Cualquier otro día, porque conozco a José y me conozco yo, ninguno de los dos le hubiera permitido al abogado alegar nada más, pero no en domingo, no en ese santificado día en que uno se cree a salvo, en la solitaria playa, de tanto imbécil circulante. Yo los domingos canalizo a través del ajedrez mi adicción al destripamiento y apenas sí practico alguna ejecución que otra, sólo como rutina. Por ello contuve mi ira y, lentamente, me aproximé al grupo mientras me cubría los oídos. En ese momento, precisamente, José trataba de sobreponerse al estruendo e insistía ante el tipejo que le aportara alguna otra razón que no fuera su oficio para justificar el escándalo.

-¡Ya no jodas viejo… cómprate un bosque y piérdete!

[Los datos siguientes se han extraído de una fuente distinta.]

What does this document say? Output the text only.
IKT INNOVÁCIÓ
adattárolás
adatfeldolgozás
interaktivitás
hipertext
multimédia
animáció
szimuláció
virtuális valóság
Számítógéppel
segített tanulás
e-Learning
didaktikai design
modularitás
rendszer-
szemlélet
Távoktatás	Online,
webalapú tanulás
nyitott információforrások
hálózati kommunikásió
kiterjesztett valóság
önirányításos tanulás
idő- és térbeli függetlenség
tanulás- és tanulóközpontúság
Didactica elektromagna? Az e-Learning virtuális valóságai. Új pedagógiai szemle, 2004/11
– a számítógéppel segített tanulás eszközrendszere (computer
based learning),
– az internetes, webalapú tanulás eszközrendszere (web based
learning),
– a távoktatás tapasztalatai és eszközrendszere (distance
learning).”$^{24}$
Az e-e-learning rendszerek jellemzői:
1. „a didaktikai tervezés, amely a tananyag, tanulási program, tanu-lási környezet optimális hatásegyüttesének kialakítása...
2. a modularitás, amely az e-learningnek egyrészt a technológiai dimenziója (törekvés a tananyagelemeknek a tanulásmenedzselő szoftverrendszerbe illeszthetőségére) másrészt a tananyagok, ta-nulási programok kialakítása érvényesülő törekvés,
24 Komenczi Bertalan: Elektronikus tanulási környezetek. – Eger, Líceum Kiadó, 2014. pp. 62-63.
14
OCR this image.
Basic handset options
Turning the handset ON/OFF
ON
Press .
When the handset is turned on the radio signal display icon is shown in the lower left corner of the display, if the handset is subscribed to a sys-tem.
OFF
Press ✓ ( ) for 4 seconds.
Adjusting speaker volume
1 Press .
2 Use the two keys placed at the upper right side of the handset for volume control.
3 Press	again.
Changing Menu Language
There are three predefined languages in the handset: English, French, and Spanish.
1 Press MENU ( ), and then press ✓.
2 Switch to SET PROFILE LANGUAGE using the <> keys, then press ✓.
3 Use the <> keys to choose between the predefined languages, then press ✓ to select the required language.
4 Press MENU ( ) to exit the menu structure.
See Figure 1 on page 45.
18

Hasta ahí llegó el domingo y la partida de ajedrez y la paciencia de José y la mía. Sólo por delicadeza mi amigo pintor me cedió el uso de la palabra y yo, sin perder tiempo, le deposité al abogado una querella con las dos manos en la cabeza, justo a la altura de la nuez, para que el propio José completara el sumario interpelando de nuevo al prevenido con tres patadas en los huevos ante las que no hubo apelación alguna. Yo concluí las formalidades de rigor firmando y sellando la sentencia a golpes de amplificador hasta que su boca, perdidas sus alegadas piezas, se cerró para siempre. A otro de los cómplices, en colectiva partida, José y yo le propinamos varios jaque mate consecutivos con el tablero en la cabeza, ya que no le encontramos el cerebro, hasta reducirla al tamaño de una boñiga, y al tercer desalmado, que tuvo a bien arrepentirse cuando ya me disponía a incrustarle los alfiles en las orejas y las torres en las narices, decidimos dejarlo ir. Tampoco era cosa de ensañarse y al menos a él no quisimos privarle de la oportunidad de leer esta crónica en Rebelión.